Она машинально отметила цвет манжета его рубашки — темно-синий, но даже не изменила позы, чтобы взять цветы, и держалась за ручку двери, готовая захлопнуть ее в любой момент.

— У меня на них аллергия.

— А-а, — Егор спокойно разжал пальцы и позволил шикарным цветам упасть к ногам, — тогда пусть полежат.

— Ага, как у памятника.

Или ее глупые слова и вправду его не задели, или же Княжеву действительно было все равно, но он только улыбнулся и предложил:

— Если по ним еще потоптаться, будет отличный ковер из лепестков… Мы будем и дальше говорить на пороге, или я все же могу войти?

— Егор Викторович, рабочие моменты лучше обсуждать в офисе. — Влажные пальцы соскальзывали с дверной ручки, и Таня перехватила ее получше.

— Согласен. А что делать с нерабочими моментами? Поделиться с соседями? Тогда могу говорить погромче.

— Зачем вы так себя ведете?

Как она ни старалась, не удалось избавиться от укора в голосе. Под ногой Княжева хрустнули цветочные стебли, а сам он грубо схватил Таню за плечи.

— А мне этот вопрос хочется переадресовать тебе! Хватит недосказанностей. Объясни, что происходит, что случилось вчера, черт побери! Или мы будем, как дети, обижаться и устраивать бойкот? Давай просто скажем все друг другу в лицо, разберемся и успокоимся! Что, я не прав?
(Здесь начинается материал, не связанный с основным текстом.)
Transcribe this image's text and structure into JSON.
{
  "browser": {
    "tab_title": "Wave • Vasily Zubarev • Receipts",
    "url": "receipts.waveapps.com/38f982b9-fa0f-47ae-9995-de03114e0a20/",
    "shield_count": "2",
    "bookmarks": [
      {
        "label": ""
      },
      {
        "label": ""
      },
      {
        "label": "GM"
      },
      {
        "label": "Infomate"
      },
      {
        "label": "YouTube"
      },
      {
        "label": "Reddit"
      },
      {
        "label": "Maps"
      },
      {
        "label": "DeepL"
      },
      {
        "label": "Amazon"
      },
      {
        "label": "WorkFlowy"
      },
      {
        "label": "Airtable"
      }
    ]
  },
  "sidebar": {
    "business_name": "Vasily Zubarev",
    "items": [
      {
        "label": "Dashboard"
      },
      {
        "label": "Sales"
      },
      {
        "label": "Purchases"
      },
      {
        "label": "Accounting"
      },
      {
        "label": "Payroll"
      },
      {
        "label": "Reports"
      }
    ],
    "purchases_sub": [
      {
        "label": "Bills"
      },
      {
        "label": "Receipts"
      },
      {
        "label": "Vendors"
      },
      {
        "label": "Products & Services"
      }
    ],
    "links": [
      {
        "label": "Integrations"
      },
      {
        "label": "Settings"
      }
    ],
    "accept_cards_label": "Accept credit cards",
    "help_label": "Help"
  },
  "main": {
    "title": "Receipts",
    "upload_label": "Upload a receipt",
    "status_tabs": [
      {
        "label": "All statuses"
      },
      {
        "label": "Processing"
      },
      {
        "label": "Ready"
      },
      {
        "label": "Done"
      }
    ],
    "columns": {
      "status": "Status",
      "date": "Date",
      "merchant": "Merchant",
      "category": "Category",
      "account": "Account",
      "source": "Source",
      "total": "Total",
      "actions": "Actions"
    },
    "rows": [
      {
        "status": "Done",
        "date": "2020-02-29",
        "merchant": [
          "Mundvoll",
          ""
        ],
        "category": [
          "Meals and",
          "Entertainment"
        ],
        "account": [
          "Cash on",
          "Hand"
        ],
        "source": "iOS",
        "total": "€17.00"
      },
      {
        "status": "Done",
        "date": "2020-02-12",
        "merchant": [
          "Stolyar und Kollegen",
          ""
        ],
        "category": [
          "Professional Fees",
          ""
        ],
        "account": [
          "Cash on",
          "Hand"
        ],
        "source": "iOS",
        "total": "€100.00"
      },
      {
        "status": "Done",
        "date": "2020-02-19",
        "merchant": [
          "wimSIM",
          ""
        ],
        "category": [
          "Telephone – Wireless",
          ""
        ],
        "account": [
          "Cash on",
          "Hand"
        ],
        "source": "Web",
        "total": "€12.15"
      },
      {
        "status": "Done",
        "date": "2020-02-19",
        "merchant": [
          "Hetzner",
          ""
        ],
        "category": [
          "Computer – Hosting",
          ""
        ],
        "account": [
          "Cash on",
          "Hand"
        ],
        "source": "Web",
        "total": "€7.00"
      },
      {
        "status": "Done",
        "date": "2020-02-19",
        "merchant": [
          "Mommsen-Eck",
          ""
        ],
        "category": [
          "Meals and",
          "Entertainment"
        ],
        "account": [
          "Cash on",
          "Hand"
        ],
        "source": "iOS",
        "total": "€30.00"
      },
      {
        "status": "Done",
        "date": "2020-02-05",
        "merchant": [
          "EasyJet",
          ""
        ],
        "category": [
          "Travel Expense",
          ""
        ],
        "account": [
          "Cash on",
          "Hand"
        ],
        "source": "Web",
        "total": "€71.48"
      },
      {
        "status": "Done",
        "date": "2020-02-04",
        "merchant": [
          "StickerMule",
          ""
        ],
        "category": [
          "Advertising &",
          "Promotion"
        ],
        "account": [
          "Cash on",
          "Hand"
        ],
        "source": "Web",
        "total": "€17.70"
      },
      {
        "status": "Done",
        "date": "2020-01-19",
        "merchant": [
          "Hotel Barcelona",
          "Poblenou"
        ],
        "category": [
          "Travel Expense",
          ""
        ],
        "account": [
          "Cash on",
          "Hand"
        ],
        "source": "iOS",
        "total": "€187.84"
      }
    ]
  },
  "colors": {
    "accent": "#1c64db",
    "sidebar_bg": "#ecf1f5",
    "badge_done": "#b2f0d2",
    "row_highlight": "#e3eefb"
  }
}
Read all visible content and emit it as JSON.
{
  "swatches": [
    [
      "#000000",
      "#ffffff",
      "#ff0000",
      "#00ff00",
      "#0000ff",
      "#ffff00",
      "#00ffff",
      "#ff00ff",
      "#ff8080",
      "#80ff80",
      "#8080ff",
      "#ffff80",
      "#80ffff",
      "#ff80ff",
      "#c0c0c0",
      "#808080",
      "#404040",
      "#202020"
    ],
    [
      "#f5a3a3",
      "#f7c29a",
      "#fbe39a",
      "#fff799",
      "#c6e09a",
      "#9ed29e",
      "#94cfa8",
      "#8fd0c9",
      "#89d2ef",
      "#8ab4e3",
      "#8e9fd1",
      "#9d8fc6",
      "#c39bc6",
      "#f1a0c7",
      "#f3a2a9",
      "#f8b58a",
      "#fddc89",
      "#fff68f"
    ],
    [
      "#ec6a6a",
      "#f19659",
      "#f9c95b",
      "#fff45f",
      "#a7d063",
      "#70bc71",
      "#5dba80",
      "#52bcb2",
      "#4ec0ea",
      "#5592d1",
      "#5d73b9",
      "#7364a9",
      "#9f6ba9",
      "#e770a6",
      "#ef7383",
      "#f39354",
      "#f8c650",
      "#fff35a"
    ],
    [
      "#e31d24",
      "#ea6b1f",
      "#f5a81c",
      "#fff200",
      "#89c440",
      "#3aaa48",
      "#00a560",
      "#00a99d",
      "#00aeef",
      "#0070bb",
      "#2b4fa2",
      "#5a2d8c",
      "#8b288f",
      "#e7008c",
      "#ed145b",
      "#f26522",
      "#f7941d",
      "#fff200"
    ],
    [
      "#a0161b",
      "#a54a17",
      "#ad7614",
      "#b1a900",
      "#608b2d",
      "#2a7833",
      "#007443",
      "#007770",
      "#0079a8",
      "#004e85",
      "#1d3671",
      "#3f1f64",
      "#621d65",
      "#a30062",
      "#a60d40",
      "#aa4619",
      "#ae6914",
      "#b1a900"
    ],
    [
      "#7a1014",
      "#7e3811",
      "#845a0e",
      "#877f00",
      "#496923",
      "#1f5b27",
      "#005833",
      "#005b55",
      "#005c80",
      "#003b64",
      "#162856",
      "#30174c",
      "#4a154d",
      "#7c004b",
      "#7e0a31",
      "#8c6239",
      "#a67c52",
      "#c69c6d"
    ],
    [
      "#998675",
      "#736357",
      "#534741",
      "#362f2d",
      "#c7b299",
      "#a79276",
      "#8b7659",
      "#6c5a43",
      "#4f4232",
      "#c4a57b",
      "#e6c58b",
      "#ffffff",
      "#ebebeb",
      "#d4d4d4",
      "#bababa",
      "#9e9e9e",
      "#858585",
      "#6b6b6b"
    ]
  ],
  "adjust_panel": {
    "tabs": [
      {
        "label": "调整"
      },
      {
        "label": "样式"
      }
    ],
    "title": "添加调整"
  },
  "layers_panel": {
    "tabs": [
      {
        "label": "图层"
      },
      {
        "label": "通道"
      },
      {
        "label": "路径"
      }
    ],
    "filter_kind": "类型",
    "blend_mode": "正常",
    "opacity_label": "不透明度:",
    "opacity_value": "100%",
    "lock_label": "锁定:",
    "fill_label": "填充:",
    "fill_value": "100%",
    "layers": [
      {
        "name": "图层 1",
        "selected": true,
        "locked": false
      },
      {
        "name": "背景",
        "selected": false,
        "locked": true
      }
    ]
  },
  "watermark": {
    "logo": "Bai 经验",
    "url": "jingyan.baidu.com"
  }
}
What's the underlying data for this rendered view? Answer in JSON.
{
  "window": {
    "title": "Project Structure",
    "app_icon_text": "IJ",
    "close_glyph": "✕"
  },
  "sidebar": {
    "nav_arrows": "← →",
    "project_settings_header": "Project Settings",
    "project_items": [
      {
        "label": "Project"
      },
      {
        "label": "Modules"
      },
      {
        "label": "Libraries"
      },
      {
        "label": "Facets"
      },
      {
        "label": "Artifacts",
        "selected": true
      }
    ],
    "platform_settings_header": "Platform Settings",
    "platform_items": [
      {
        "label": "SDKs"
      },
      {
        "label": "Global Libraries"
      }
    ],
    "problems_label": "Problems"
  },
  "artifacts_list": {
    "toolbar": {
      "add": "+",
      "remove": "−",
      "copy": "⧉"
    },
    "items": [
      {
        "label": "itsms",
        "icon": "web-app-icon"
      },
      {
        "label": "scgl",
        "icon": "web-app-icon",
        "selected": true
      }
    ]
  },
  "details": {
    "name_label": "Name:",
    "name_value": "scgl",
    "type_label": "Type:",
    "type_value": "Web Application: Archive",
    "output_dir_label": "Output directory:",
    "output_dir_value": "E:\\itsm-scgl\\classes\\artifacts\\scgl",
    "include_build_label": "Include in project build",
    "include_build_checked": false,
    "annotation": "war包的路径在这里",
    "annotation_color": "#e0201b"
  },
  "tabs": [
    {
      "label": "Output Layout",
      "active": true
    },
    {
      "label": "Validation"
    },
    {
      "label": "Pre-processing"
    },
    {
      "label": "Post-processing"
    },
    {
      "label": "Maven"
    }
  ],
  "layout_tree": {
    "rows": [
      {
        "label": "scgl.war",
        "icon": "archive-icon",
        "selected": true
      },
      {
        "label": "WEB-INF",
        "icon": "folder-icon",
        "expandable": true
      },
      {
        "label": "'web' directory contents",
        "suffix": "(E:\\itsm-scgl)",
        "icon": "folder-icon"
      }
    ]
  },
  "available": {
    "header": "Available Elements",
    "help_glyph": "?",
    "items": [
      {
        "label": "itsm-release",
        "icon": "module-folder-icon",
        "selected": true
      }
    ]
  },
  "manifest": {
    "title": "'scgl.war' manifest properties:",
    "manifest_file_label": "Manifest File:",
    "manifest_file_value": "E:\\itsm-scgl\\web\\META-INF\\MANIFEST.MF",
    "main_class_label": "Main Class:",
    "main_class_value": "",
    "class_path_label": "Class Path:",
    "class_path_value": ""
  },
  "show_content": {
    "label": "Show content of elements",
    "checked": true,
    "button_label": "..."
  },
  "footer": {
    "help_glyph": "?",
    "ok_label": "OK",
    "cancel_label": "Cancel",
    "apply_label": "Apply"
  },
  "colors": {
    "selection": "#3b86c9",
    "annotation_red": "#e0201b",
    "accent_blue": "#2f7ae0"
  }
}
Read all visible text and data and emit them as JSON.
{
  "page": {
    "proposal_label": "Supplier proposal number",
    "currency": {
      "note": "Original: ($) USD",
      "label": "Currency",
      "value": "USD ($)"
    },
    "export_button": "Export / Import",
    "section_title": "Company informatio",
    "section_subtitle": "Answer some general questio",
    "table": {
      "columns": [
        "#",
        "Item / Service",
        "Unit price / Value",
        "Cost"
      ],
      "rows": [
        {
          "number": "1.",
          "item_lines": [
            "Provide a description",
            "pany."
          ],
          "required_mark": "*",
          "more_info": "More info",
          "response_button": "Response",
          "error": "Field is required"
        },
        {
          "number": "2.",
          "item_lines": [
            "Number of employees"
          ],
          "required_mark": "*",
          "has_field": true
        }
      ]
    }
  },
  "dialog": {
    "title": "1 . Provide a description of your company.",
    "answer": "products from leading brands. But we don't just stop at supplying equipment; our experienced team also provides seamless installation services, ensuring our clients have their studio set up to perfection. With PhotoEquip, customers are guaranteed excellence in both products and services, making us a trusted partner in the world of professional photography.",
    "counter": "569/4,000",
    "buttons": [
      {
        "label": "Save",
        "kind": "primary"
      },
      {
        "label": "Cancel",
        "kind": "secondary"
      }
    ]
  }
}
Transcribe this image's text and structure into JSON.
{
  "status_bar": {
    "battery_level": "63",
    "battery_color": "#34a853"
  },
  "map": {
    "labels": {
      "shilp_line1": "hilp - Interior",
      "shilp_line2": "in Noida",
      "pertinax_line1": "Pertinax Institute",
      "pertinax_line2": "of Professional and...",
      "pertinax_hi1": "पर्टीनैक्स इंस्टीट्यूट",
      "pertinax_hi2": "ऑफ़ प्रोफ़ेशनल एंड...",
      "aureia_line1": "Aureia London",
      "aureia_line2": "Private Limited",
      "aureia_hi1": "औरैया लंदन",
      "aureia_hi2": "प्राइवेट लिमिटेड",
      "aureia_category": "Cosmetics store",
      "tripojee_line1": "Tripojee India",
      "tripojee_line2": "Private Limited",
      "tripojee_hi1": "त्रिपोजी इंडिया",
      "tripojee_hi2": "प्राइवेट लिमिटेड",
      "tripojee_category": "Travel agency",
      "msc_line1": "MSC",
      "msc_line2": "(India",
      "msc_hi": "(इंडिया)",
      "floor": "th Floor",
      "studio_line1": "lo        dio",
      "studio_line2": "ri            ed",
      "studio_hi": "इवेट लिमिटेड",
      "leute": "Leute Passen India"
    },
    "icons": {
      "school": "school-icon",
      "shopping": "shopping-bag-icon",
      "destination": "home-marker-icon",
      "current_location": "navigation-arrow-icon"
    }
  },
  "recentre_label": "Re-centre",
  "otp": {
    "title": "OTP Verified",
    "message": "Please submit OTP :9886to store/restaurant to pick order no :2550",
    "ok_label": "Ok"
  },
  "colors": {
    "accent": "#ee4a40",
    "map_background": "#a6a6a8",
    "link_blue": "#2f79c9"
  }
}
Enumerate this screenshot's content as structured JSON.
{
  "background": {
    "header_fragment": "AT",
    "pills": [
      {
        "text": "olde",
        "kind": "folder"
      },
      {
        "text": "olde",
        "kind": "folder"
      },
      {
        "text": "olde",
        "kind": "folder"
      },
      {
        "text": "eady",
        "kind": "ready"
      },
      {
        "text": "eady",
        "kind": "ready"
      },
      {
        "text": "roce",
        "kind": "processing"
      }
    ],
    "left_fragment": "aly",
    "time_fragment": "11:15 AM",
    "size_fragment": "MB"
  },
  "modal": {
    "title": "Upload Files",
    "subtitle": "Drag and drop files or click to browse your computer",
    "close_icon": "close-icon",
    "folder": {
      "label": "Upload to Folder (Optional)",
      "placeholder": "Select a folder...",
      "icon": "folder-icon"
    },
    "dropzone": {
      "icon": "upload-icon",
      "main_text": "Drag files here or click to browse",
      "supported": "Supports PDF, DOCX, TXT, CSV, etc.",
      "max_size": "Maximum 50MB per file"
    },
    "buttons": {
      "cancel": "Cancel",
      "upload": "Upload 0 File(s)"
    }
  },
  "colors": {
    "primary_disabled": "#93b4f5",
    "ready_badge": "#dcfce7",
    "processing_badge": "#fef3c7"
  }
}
Куда подевались его пресловутые сдержанность и невозмутимость? Он смотрел на Таню сузившимися потемневшими глазами, шумно выпускал воздух через нос и явно ждал ответ.

Горячо, как горячо внутри! Наверняка стоит она вся алая. Руки вон и те покраснели из-за прилившей крови. И непонятно отчего. То ли от возмущения, что придется опять ворошить все, что немного улеглось в душе. То ли от стыда за свое действительно подростковое поведение, ведь все в жизни она просто делила на белое и черное и не была готова к компромиссам. То ли от мужских пальцев, тисками сжимающих ее плечи. На мгновение Тане показалось, что они сейчас скользнут по ее рукам, дойдут до талии, бедер и потом опустятся еще ниже… Страшнее всего, что мелькнувшая фантазия была ей приятна.

«Нет уж! Забыла про Элю?!» Таня с силой вырвалась и широко распахнула дверь.

— И в самом деле, заходите! Давайте все выскажем. Все, что думаем. И вы отстанете, наконец, от меня!

— Посмотрим! — расплывчато заверил Княжев и, отстранив Таню, вошел в квартиру.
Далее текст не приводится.